# Creating a 'Natural' Cave



## Zerocon (5 May 2011)

Hey,
How would I go about creating a 'cave' in my 20 Gal?
I would like to fit it in with the looks of an aquascape, but without making it looks like a tacky LFS fake cave...
Would using HC or moss around a plastic tube (with small holes in) work? 
I need some ideas please, it'll be for my Female Dwarf Gourami, my cherries (getting on saturday).


----------



## idris (5 May 2011)

I can't tell you exactly how natural it's going to look for a while yet, but this is my work-in-progress cave. 
http://ukaps.org/forum/viewtopic.php?f=35&t=15588


----------



## Bobtastic (5 May 2011)

I made a cave out of pebbles stuck together with silicon for my community tank. Looks like this.

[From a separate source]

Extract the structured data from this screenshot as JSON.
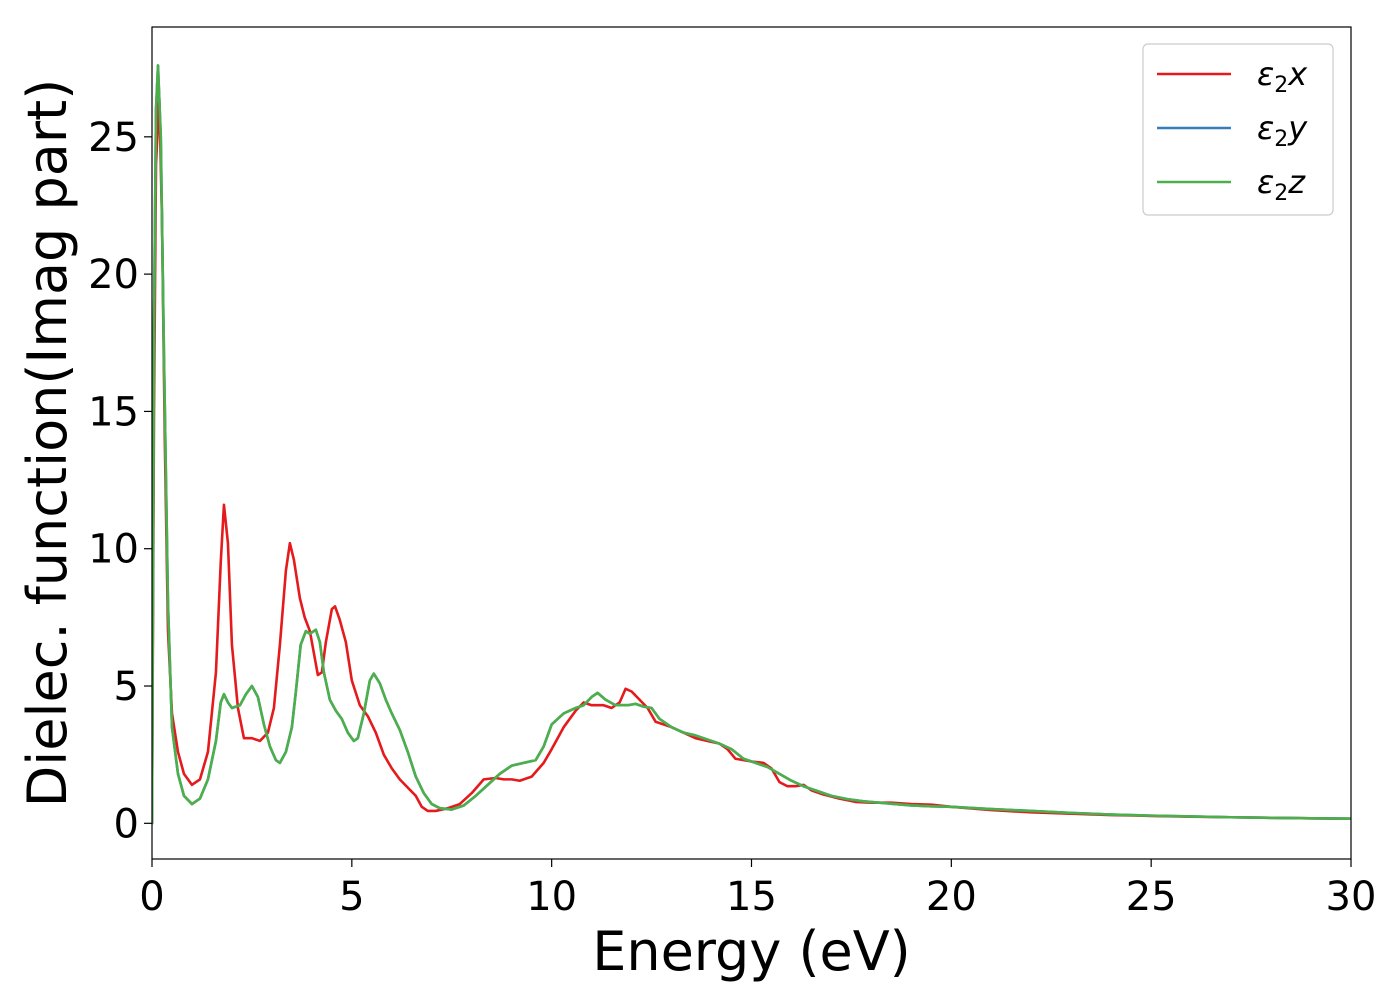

You could probably put some moss on it to help it blended in.


----------



## nayr88 (5 May 2011)

I made a cave for my apistogramma's by having a ton of landscaping stone and fitting it together so it was nise and tight, I tied moss onto it and it looks pretty good, and they love it 

Your best bet would be like bobs, but I think itd look better with lava rock, with moss tied to it.


----------



## Zerocon (6 May 2011)

Do I need a special type of Silicon?
They all look great, I'm just going to go for it, I will be starting a Journal soon!


----------



## idris (6 May 2011)

Make sure you use aquarium safe silicon. The normal bathroom stuff has things like fungicide in them which you don't really want in an aquarium.
I think someone recently posted a link to a cheap online supplier - about £3 or £4 for a cartridge, which is much cheaper than LFSs. But I can't find the thread just now. But shop around online.


----------